The bluesy song's beginnings could not have been more obscure. The Davis-Edward Hardin composition was the b-side of a forgotten 1967 single, “Time Seller.” It remained relatively unknown until an instrumental cover version showed up as the opening track on the 1969 debut album of an exciting new band that fused blues, rock and jazz: The Allman Brothers Band. Featuring the trademark slide guitar of Duane Allman and the organ flourishes of his younger brother Gregg, “Don’t Want You No More” announced The Allman Brothers Band to the world with an exclamation point. It remains in their live set today, usually segueing (as on the album) into Gregg’s emotional slow blues “It’s Not My Cross to Bear.”

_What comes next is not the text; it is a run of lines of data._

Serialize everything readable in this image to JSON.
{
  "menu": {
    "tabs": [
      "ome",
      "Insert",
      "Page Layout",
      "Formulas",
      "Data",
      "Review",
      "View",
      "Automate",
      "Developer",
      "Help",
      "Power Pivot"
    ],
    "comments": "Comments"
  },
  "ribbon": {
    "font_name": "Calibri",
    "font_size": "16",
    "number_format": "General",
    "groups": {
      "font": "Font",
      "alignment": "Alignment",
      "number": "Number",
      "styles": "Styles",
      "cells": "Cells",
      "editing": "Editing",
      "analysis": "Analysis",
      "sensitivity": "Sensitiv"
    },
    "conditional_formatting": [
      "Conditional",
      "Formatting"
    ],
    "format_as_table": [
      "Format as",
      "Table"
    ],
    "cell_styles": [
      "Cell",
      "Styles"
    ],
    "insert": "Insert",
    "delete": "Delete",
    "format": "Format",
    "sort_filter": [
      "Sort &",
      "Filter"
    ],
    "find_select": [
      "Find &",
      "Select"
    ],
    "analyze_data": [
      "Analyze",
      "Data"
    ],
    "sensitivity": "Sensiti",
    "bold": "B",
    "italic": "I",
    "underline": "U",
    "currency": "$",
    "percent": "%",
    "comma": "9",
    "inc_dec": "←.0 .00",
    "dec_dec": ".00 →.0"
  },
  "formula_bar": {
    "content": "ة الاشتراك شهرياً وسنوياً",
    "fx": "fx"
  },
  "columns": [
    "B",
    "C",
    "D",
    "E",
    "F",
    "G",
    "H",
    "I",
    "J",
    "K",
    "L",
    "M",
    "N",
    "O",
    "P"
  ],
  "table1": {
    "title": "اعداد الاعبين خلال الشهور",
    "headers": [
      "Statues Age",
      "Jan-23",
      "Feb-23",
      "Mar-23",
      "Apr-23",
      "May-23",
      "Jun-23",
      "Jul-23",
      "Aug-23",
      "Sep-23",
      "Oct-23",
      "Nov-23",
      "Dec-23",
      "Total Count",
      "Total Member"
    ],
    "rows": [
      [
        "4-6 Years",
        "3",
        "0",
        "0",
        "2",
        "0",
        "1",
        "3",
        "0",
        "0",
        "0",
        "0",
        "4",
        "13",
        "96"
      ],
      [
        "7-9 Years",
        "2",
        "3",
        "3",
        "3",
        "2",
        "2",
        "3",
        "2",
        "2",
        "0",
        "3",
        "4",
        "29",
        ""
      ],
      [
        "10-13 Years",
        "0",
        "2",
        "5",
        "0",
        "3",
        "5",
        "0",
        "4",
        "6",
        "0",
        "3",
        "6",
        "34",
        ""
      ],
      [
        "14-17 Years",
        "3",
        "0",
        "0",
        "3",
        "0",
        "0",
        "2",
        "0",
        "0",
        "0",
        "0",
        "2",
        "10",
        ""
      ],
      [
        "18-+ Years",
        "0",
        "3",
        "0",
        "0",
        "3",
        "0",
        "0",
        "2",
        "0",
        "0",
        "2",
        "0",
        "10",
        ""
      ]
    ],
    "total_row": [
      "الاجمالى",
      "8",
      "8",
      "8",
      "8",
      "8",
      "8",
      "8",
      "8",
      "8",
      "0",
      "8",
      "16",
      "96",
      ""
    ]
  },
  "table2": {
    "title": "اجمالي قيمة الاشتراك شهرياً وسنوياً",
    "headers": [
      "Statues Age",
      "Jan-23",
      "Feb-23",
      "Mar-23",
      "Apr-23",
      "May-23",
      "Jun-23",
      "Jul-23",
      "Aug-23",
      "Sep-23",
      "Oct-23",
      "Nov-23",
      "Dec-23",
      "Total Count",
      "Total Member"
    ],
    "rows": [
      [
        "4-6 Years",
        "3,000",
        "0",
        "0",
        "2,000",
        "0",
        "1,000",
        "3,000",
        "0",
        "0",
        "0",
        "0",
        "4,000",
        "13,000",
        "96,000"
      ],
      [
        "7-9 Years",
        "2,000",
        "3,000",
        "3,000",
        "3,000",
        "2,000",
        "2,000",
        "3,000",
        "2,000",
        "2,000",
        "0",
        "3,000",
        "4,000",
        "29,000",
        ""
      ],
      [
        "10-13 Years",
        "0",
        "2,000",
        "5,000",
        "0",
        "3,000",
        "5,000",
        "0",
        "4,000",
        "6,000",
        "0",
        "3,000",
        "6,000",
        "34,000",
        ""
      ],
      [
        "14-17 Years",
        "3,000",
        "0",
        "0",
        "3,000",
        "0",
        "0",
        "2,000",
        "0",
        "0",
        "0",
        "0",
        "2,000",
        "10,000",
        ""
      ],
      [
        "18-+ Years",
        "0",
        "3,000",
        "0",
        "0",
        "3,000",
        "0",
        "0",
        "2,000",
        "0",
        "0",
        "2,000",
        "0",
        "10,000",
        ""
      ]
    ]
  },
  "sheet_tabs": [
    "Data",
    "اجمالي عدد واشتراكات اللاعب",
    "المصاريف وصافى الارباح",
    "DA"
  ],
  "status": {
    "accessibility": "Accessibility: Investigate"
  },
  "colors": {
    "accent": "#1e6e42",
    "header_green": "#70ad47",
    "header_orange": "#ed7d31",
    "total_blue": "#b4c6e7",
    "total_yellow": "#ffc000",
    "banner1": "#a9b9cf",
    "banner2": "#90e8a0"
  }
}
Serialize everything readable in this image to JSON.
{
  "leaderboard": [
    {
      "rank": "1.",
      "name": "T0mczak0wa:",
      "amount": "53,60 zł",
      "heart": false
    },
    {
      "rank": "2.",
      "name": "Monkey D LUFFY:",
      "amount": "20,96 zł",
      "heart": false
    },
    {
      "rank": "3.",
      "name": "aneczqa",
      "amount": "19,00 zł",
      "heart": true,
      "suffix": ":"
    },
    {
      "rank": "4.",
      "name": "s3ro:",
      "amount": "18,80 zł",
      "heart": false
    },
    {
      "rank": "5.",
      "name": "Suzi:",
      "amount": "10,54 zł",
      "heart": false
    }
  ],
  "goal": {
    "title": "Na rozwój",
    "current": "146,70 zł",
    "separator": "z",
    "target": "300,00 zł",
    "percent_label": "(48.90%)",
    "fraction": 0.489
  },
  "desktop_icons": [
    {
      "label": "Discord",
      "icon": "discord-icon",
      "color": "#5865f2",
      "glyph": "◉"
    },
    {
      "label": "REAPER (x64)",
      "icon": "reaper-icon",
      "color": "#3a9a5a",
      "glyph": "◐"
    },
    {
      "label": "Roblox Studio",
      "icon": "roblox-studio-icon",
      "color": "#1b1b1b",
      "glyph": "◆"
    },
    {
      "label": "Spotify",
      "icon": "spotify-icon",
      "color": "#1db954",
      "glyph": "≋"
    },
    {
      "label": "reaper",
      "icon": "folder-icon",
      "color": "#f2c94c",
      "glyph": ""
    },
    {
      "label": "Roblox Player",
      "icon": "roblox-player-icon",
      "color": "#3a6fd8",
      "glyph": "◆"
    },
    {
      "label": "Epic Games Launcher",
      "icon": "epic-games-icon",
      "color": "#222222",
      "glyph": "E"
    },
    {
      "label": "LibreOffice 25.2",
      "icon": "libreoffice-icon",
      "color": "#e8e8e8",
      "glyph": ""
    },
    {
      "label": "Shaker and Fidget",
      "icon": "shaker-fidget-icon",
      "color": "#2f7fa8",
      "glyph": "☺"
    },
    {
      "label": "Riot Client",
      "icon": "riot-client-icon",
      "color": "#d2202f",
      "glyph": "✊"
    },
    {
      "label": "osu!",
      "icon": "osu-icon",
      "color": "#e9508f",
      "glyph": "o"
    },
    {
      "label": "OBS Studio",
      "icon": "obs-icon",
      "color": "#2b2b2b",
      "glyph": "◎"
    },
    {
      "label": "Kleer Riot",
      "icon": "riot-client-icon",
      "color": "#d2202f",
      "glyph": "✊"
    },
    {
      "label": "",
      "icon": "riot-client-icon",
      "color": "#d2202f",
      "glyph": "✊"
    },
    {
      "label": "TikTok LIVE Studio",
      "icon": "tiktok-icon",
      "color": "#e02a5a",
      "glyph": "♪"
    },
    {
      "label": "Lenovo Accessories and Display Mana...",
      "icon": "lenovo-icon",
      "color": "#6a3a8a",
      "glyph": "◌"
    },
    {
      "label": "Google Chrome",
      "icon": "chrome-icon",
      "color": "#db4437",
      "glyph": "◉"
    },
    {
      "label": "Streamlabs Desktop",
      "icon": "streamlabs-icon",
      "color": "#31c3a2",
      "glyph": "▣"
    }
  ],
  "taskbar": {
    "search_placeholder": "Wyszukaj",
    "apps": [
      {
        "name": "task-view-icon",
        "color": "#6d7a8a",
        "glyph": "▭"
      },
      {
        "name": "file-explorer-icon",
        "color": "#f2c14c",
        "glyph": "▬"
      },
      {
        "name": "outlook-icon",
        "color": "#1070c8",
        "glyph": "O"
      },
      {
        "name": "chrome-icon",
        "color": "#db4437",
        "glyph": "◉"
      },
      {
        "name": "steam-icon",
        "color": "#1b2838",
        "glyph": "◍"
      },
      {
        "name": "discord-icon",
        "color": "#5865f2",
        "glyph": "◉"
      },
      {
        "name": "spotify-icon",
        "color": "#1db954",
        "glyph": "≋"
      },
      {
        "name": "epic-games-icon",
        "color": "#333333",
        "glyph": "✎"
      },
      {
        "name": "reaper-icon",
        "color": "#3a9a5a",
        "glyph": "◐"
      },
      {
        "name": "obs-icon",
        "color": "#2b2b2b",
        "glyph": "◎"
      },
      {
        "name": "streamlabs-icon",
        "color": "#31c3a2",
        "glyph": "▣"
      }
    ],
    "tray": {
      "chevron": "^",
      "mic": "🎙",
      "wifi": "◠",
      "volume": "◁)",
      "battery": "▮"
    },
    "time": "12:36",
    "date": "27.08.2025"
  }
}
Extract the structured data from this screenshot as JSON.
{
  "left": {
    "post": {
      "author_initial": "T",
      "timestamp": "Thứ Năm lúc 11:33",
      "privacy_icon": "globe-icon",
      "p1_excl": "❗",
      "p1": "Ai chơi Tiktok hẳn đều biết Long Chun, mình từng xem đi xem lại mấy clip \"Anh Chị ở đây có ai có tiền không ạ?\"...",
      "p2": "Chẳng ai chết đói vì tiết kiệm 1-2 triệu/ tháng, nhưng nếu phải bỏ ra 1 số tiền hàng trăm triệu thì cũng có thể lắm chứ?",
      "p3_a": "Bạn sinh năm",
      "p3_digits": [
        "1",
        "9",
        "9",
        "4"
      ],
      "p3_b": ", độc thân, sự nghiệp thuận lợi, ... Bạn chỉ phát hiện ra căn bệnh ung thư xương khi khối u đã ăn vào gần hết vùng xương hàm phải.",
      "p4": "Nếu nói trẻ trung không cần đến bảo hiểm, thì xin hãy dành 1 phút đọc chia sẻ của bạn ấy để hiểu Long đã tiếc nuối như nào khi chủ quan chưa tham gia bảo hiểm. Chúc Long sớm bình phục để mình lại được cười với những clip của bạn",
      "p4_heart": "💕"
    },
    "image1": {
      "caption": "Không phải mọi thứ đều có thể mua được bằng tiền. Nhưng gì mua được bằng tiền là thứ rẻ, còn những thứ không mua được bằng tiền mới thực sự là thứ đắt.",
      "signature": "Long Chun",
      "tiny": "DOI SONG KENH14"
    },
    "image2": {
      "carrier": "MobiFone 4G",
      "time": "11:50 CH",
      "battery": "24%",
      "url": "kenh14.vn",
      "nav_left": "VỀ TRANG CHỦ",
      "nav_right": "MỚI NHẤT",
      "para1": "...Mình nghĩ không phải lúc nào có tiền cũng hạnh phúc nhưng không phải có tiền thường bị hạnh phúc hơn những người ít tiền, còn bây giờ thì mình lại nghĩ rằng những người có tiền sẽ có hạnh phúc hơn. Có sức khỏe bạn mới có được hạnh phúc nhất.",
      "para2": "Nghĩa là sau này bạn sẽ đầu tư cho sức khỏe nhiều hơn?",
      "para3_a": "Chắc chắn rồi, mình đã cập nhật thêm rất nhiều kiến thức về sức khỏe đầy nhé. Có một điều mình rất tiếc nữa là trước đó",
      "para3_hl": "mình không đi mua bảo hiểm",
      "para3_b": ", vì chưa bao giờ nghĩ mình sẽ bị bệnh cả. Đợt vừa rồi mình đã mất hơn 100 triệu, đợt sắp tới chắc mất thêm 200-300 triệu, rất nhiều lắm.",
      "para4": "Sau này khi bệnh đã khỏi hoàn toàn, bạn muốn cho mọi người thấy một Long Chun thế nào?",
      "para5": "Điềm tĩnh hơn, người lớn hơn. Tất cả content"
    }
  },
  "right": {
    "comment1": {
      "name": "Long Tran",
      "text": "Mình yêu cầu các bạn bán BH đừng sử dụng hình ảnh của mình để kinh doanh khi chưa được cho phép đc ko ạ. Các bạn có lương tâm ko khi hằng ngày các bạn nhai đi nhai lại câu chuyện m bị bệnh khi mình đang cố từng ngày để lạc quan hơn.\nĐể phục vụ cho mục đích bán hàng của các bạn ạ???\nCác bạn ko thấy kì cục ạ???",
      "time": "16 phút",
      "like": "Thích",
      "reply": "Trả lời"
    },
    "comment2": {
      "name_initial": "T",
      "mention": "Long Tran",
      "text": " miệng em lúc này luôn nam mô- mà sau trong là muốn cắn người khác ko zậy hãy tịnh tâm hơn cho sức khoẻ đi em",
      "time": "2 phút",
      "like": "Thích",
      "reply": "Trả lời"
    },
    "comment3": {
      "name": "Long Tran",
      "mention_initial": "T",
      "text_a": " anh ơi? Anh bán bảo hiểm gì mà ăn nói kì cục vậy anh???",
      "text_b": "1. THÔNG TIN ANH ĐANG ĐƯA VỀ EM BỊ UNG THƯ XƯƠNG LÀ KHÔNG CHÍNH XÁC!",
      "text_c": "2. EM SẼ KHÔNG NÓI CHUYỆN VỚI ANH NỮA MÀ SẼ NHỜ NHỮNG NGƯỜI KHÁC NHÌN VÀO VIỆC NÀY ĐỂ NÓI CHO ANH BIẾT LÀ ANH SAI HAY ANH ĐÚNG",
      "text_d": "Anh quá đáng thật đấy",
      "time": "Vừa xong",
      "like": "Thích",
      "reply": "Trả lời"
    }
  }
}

In 1984, “Don’t Want You No More” surfaced in the repertoire of another exciting new band that fused blues, rock and jazz (among other things): Phish. The only Phish version that circulates, 12/1/84, copies the Allmans’ arrangement with one major difference: no organ in this pre-Page lineup. The song was played at least one other time, near the end of the pre-Page era on 4/6/85. With no Page around to provide vocal chops, it is perhaps wise that the band did not attempt “It’s Not My Cross to Bear.”